Now, not long after raising Lazarus from the dead, and just days after His Triumphal Entry into Jerusalem, Jesus would be rejected, tried and crucified. His message and His miracles would be forgotten. His claim to be the Messiah would be ignored. Their own assertion that He was “the one who comes in the name of the Lord” and their shouts of “Hosanna!” would turn to screams of “Crucify Him!” But the raising of Lazarus made possible His rousing welcome by the people and guaranteed the blood-thirsty response of the religious leaders. It was all necessary for God’s plan to be fulfilled and Jesus’ mission to be completed.

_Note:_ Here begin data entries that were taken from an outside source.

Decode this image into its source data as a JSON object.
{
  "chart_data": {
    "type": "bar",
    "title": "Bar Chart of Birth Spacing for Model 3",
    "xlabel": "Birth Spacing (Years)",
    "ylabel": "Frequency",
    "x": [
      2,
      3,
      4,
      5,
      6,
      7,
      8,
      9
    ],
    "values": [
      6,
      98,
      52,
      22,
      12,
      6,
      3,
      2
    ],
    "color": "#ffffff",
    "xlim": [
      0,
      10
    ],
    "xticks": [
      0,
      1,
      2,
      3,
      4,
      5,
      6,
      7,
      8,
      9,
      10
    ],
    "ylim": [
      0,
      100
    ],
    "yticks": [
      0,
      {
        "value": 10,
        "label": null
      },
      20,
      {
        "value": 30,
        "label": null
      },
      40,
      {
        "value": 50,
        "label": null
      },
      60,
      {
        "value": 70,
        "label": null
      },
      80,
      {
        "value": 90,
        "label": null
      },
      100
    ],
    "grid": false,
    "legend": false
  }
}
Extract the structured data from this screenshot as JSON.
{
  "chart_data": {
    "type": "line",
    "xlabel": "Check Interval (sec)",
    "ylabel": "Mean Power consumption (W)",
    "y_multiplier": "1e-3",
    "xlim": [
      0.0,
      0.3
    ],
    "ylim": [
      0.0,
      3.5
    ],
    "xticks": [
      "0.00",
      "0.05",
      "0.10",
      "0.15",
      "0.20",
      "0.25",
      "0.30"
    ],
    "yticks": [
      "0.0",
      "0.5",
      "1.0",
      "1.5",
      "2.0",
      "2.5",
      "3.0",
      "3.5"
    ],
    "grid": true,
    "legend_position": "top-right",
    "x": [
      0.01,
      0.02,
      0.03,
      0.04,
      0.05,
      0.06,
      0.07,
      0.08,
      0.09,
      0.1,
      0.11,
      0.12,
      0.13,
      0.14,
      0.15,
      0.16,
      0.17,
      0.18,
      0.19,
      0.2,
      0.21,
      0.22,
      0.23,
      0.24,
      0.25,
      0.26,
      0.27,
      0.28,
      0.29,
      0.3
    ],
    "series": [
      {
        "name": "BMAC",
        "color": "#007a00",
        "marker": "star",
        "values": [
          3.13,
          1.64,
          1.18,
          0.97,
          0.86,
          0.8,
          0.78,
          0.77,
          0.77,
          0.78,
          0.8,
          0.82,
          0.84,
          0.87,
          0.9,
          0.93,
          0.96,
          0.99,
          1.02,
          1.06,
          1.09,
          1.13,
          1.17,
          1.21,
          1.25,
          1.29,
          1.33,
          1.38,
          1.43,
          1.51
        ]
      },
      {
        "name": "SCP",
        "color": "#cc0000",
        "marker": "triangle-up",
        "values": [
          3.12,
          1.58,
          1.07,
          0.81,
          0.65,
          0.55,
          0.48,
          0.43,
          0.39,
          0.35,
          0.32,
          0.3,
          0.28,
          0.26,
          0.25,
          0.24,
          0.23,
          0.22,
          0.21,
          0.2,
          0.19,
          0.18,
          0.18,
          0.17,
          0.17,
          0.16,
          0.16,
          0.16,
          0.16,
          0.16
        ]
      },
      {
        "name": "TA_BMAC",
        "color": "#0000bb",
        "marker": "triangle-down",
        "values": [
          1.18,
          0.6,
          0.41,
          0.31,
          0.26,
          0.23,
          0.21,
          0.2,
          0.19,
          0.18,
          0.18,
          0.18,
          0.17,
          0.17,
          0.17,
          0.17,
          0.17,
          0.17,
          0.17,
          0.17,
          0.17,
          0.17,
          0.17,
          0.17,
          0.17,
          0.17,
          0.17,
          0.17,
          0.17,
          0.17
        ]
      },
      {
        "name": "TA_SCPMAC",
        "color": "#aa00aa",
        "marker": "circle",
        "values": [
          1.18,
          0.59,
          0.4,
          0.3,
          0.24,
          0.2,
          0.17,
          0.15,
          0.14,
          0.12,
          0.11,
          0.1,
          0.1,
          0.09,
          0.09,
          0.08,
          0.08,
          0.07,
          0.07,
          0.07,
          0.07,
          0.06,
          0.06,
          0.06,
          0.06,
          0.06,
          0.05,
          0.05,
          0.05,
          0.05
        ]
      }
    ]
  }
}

Father, it is incredible to read the details required for Your redemptive plan to work the way it did. So many things had to happen at just the right time and in just the right way for everything to line up the way it did. So many individuals had to be involved, many of them in ways they were totally oblivious to. Judas had to betray Jesus. Peter would have to deny Him. Lazarus would have to die. Mary would anoint Him. The people would wildly welcome Him. The disciples would desert Him. But it was all part of Your divine redemptive plan. What an amazing God You are! Amen.